Dr. Bhattacharya also spoke of how AI can help develop an intriguing and possibly groundbreaking development of “virtual twins” in the treatment of disease.
The idea is for AI to represent a human body on a computer to locate disease and create more advanced and in-depth personalized treatment. “It can simulate cells and how they talk to each other,” he said. “You can create this copy on a computer for a particular person with their genes and cells in that model. Then you can simulate that model to see how it responds to various drugs.”
He said that would reduce time-consuming and intrusive testing on individuals in the search for a disease and how to treat it. It would also reduce testing with animal models.
“That would be a pretty powerful development,” he said, adding that AI is an interesting next step in the field of pharmacology and toxicology.
“Both toxicology and pharmacology have an AI thread running through them,” he said. “Toxicology is what might happen to healthy cells and tissue when exposed to undesirable or excessive doses of drugs. In pharmacology, you already have a disease and you’re trying to help the body recover.”
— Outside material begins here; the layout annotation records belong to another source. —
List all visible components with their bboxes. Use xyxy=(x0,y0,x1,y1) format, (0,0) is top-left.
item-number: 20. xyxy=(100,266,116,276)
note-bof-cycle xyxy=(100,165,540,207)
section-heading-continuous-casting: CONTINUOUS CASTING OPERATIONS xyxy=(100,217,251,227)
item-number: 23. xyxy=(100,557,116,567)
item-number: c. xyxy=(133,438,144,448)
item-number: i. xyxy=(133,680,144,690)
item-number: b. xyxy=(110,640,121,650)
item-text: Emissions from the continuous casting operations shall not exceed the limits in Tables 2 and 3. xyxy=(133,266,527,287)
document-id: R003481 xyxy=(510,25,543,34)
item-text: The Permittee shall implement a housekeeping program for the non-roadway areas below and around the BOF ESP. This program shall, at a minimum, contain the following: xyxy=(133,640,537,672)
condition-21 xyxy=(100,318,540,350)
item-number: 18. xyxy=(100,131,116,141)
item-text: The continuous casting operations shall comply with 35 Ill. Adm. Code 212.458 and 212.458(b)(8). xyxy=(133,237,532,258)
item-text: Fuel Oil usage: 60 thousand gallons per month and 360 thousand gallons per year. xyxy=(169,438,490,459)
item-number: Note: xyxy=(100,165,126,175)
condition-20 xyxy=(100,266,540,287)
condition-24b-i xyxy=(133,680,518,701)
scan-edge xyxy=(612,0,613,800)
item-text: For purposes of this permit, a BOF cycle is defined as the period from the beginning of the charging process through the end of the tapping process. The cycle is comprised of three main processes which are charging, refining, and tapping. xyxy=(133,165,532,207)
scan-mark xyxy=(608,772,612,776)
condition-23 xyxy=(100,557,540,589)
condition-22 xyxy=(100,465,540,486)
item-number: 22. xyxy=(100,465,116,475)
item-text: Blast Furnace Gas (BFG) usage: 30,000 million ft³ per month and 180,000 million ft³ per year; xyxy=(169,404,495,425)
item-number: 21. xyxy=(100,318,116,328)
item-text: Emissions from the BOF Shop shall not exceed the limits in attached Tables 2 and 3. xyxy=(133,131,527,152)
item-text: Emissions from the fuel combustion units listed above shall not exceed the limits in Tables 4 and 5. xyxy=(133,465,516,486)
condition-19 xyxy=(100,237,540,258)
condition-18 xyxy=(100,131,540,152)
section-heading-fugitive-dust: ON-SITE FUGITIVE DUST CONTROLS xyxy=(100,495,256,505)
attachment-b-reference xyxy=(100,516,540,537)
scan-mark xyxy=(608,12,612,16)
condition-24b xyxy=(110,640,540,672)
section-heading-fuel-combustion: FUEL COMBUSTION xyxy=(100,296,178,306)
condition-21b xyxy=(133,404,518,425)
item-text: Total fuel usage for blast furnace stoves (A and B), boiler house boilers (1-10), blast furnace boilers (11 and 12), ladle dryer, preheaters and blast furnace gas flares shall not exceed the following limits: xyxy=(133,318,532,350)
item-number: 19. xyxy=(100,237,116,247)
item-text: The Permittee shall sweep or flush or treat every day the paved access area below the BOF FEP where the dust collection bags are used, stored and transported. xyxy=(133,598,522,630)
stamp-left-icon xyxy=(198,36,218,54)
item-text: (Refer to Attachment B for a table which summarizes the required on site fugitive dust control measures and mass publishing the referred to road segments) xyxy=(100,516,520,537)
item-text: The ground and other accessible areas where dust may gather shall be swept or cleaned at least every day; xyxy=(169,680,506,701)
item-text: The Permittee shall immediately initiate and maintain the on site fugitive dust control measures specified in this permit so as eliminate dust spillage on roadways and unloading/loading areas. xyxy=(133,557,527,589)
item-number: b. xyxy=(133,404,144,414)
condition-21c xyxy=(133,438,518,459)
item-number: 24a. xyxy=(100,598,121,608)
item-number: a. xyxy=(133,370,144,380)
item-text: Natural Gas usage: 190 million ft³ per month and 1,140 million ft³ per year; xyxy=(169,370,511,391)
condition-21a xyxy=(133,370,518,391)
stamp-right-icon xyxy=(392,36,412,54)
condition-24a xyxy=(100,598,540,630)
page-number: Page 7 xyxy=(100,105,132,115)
He added that AI can do the same type of testing in simulation that would be cost-prohibitive if researchers had to conduct thousands of experiments. “AI can generate new molecules that can be used as drugs,” Dr. Bhattacharya said. “It can simulate situations that would be cost-prohibitive to test in the lab.”
All three researchers see artificial intelligence as a valuable and necessary tool moving forward and have found it useful in gaining answers quickly, accurately, and affordably.
“I think AI is a phenomenal tool,” Dr. Nault said. “It can help guide us in the right direction for discovery and decision making as the models become better and better.”